HIPAA regulations require doctors to gain patient permission to view medical records.
The Health Insurance Portability and Accountability Act requirements in Maryland relate to the fair transfer of a consumer's health insurance coverage and his rights to confidentiality. Medical personnel and insurance companies have a duty to protect the confidentiality of patient medical records under this law and may face stiff penalties including large institutional fines for violating HIPAA regulations.

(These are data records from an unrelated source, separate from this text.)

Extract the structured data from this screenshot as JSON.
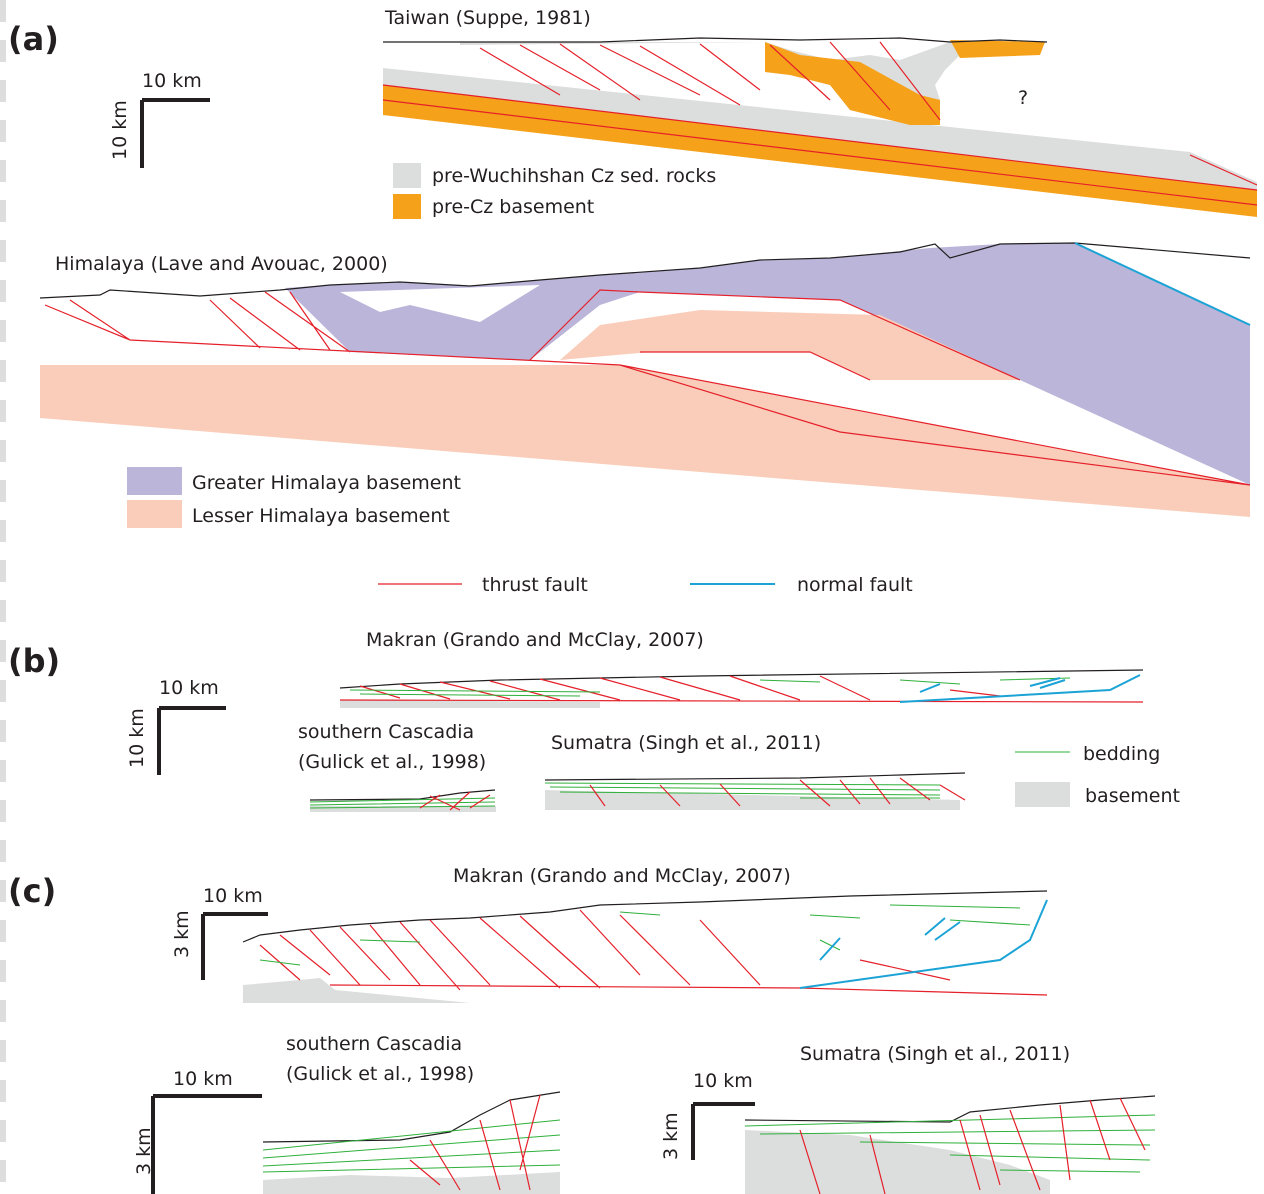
{
  "panel_a": {
    "label": "(a)",
    "scale": {
      "horizontal": "10 km",
      "vertical": "10 km"
    },
    "taiwan": {
      "title": "Taiwan (Suppe, 1981)",
      "unknown": "?",
      "legend": [
        "pre-Wuchihshan Cz sed. rocks",
        "pre-Cz basement"
      ]
    },
    "himalaya": {
      "title": "Himalaya (Lave and Avouac, 2000)",
      "legend": [
        "Greater Himalaya basement",
        "Lesser Himalaya basement"
      ]
    }
  },
  "fault_legend": {
    "thrust": "thrust fault",
    "normal": "normal fault"
  },
  "panel_b": {
    "label": "(b)",
    "scale": {
      "horizontal": "10 km",
      "vertical": "10 km"
    },
    "makran": "Makran (Grando and McClay, 2007)",
    "cascadia": [
      "southern Cascadia",
      "(Gulick et al., 1998)"
    ],
    "sumatra": "Sumatra (Singh et al., 2011)",
    "legend": {
      "bedding": "bedding",
      "basement": "basement"
    }
  },
  "panel_c": {
    "label": "(c)",
    "makran": {
      "title": "Makran (Grando and McClay, 2007)",
      "horizontal": "10 km",
      "vertical": "3 km"
    },
    "cascadia": {
      "title": [
        "southern Cascadia",
        "(Gulick et al., 1998)"
      ],
      "horizontal": "10 km",
      "vertical": "3 km"
    },
    "sumatra": {
      "title": "Sumatra (Singh et al., 2011)",
      "horizontal": "10 km",
      "vertical": "3 km"
    }
  }
}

Required Insurance Coverage
According to the Maryland Department of Health and Mental Hygiene, HIPAA law requires insurance providers to extend health insurance coverage to all those who have been insured with another company for the past 12 months regardless of pre-existing conditions. The new insurance company is required to grant coverage immediately and may not impose a waiting period on the consumer. This is to allow continuity of health coverage for those who lose jobs and are forced to switch health care providers when being removed from a former employer's group medical plan.
Obligations of Medical Personnel
Medical personnel in Maryland are required under HIPAA to protect patient information regarding medical records and any information that would identify them in a medical report. Only medical personnel that have a medically relevant reason to view a patient's records, charts and information regarding current care may do so. Medical personnel are required to store patient information through the use of a computer database and are required to use nonidentifying information when transferring patient medical records to insurance companies and other medical institutions.
Insurance Billing Requirements
Health insurance companies are required to use the National Plan and Provider System when receiving and submitting patient information regarding payment and coverage determinations. This protects the identity of the patient through electronic transmission of information and limits what the health insurance company can view with regard to records and care. This also removes the potential for bias in the system by removing any identifying patient information from the decision-making equation. A patient's insurance company may only view medical records to determine eligibility for coverage and to process payments.